Music & Science Building

Hood River County School District

The goal of the new Music and Science building program was to create a place where students and the greater Hood River community could discover, study and realize a sustainable future. The design supports and integrates the most advanced sustainable technologies and 21st century project-based-learning pedagogies within the framework of the 1927 National Historic Register brick campus context.

Size: 6,887 sf
Location: Hood River, OR
Stat: Net Zero & LEED Platinum

Awards:
2012, AIA, COTE Top Ten Green Projects
2011, DJC Oregon, Top Projects, First Place Public Buildings $1M – $5M
2011, Masonry and Ceramic Tile Institute of Oregon, Hammurabi Award of Merit for Design and Use of Brick Masonry
2010, AIA Portland, 2030 Challenge Design Award
2010, Insulating Concrete Form Assoc., Excellence Awards, Gold for Commercial Projects
2010, ICF Builder Magazine, Builder Awards, Finalist Commercial Light

The planning began with student-led study of the site’s natural features, leading to the design of garden and outdoor learning spaces that in turn informed the building plan.

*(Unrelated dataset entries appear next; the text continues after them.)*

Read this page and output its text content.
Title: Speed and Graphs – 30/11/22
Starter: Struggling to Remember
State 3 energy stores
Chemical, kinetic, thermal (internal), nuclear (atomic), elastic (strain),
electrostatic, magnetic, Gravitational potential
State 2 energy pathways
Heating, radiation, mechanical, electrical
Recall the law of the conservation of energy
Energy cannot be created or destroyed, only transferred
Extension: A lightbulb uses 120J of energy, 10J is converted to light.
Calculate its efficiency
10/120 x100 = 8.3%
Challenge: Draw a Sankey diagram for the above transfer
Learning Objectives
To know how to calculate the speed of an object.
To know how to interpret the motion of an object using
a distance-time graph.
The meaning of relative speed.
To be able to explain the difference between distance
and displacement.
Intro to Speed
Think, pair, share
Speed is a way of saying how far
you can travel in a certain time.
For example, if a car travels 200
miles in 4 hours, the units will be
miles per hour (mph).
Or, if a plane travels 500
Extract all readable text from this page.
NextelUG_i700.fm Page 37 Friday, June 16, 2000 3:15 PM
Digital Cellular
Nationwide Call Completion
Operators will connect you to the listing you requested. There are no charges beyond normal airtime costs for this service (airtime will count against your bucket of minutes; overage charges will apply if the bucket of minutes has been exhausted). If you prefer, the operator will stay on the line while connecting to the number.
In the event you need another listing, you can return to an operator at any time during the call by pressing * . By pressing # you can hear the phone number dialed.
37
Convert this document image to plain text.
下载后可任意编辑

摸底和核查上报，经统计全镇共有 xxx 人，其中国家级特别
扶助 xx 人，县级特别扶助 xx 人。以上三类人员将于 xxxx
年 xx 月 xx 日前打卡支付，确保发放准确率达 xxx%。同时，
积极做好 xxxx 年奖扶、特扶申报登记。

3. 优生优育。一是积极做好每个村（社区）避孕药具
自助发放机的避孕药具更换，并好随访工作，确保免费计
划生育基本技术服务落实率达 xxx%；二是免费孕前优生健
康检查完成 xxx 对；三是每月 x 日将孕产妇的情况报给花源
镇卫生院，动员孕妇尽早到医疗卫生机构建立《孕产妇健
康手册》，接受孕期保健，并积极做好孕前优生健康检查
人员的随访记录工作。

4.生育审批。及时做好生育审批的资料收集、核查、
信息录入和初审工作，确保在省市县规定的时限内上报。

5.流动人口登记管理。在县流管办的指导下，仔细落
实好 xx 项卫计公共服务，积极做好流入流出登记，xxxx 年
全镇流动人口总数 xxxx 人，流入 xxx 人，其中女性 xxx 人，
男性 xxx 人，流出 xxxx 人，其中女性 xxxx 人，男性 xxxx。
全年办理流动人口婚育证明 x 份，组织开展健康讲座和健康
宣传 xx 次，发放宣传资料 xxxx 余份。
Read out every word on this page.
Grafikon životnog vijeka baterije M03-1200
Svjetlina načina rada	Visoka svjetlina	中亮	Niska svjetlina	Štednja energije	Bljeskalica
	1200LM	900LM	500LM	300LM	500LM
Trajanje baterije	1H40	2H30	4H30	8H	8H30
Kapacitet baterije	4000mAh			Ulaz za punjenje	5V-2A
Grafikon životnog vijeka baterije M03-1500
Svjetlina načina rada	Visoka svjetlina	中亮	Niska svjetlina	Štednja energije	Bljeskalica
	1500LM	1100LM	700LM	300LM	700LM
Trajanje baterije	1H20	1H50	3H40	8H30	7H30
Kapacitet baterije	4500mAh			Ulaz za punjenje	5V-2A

The learning modalities generated a straight-line continuum from garden to greenhouse to lab, where students move freely between research, ideation and construction. An outdoor classroom amphitheater is a focal point of the building and provides a community gathering space for the weekly farmers market on the site. The gabled roof massing recalls the historic school while providing optimized photovoltaic gain. An existing 1940s bus barn on the site was dismantled and 95% reused in the construction, including the timber trusses of the main lab and music spaces. In-depth computer modeling of the spaces carefully balanced even daylighting with heat loss and gain to achieve an EUI of 21.

A nearby stream supplies a heat exchanger that loops with a geothermal system under the adjacent football field. A massive rainwater collection tank supplies both grey-water and irrigation needs. Cut away floor slabs and walls reveal to students the thermal mass and radiant heating/cooling systems. The project was one of the country’s first and most extensive post-occupancy studied net-zero energy buildings that has been nationally published.